The third item on Paul’s list here: The immeasurable greatness of His power. There’s no power like God’s power. It can move mountains and turn back time. It can raise up kingdoms and bring them down. It can undo any effect of evil and bring the dead out of their graves. And that power is offered to us. In this prayer we catch of glimpse of the incredible package that God has put together for us. He gives us truth to guide, provision as we go, power to do the impossible. How then can we know the mighty strength of God, if that’s what He wants for us? Should we expect to break the laws of nature at will or immediately topple every enemy? Escape any trouble?
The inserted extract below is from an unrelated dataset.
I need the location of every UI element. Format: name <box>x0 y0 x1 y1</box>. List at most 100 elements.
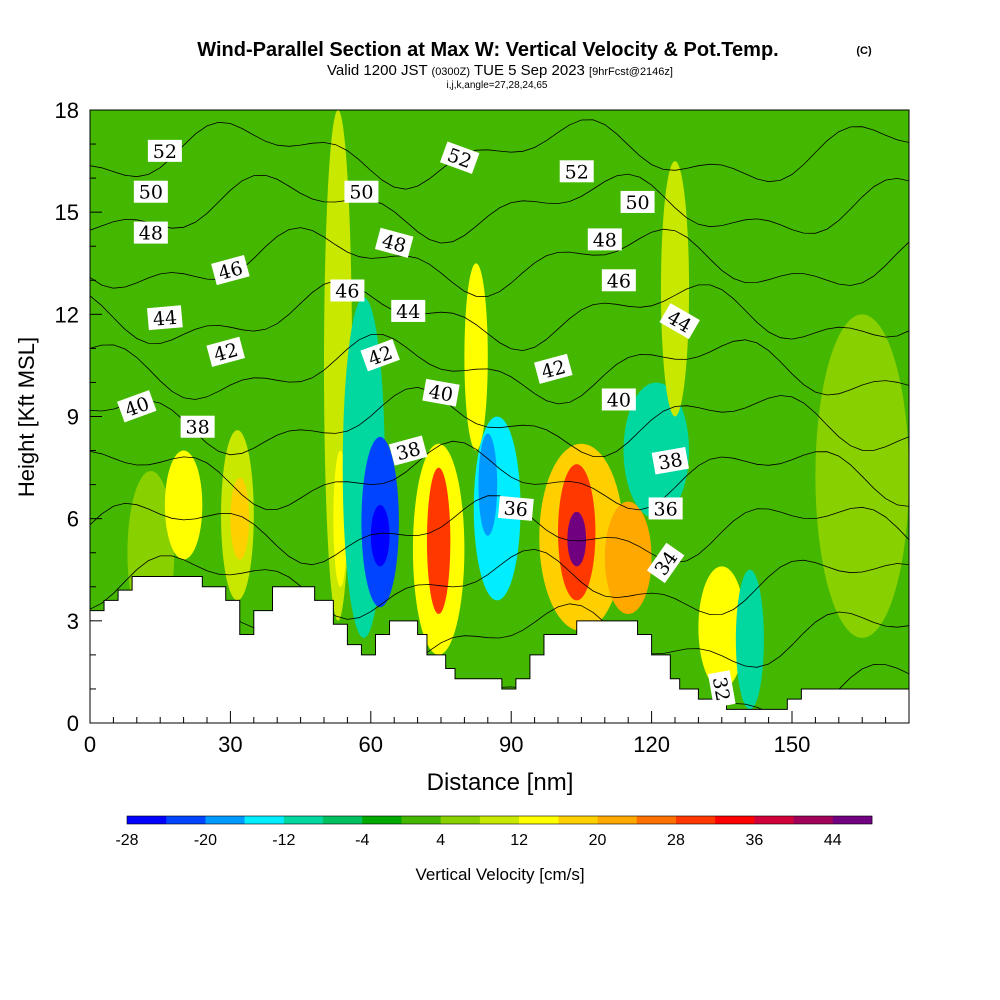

Miracles like that do happen. But the Bible explains that there are many other ways by which we know the Lord’s matchless strength. We know it by being full of the Holy Spirit (2 Timothy 1:7). We know it by being full of joy (Nehemiah 8:10). We know it by being faced with impossible circumstances (Joshua 1:8-9). And God’s strength is made perfect in our weakness (2 Corinthians 12:9).
Usually we are most interested in the mountain-shaking kind of power, but it is a transformed life that makes a greater difference in this world. The fact that Paul healed some people and had a brilliant intellect was less astounding than the fact that “he who formerly persecuted [them] now preaches the faith he once tried to destroy.” Those who heard that glorified God.
Paul’s prayer for these precious Christians was that they would know what was theirs to receive as children of God and that their love and strength and wisdom would grow and grow. He would wrap up his letter in chapter 6 by saying, “A final word: Be strong in the Lord.” How? We see it here in verse 19: Through belief. Christ has done what is necessary. He has made the way. He has invited us to take it and supplied all we need for the journey. Will we believe and obey?
Remember, this letter is not just some formality or courteous tradition. This is the path forward. This is the way to take that we might lay hold of all that Christ has won for us and promised to us. This is how we can know the power of His resurrection and be transformed from our humble condition into His glorious image.
Today, if you’re not a Christian what Paul has been praying about is not directed at you. These are hopes and plans and promises made for those who are in Christ. If you die without being born again, you get none of it. And, along the way, you do not have access to the riches of God’s grace. But you don’t have to stay that way. Jesus Christ really came from heaven to earth, lived a sinless life, died on a cross and rose again. He’s alive today and His desire is for you! He knows you and loves you more than you could ever comprehend. You are a precious jewel He wants to retrieve from the crust of the earth. But He won’t force you. He waits for you to surrender and accept His free offer of salvation. There’s no work you need to do, no price you can pay. It is by grace, through faith that you are saved. If you confess with your mouth Jesus as Lord and believe in your heart that God has raised Him from the dead, you will be saved. Saved from all the wrong things you’ve ever done. Saved from hell and adopted into the family of God, immediately being granted all the privileges of being a child of our heavenly Father. Call on the name of Jesus Christ. Tell Him you believe and will go His way. Begin your life of faith and start to know and then grow with us in His hope, grace and strength.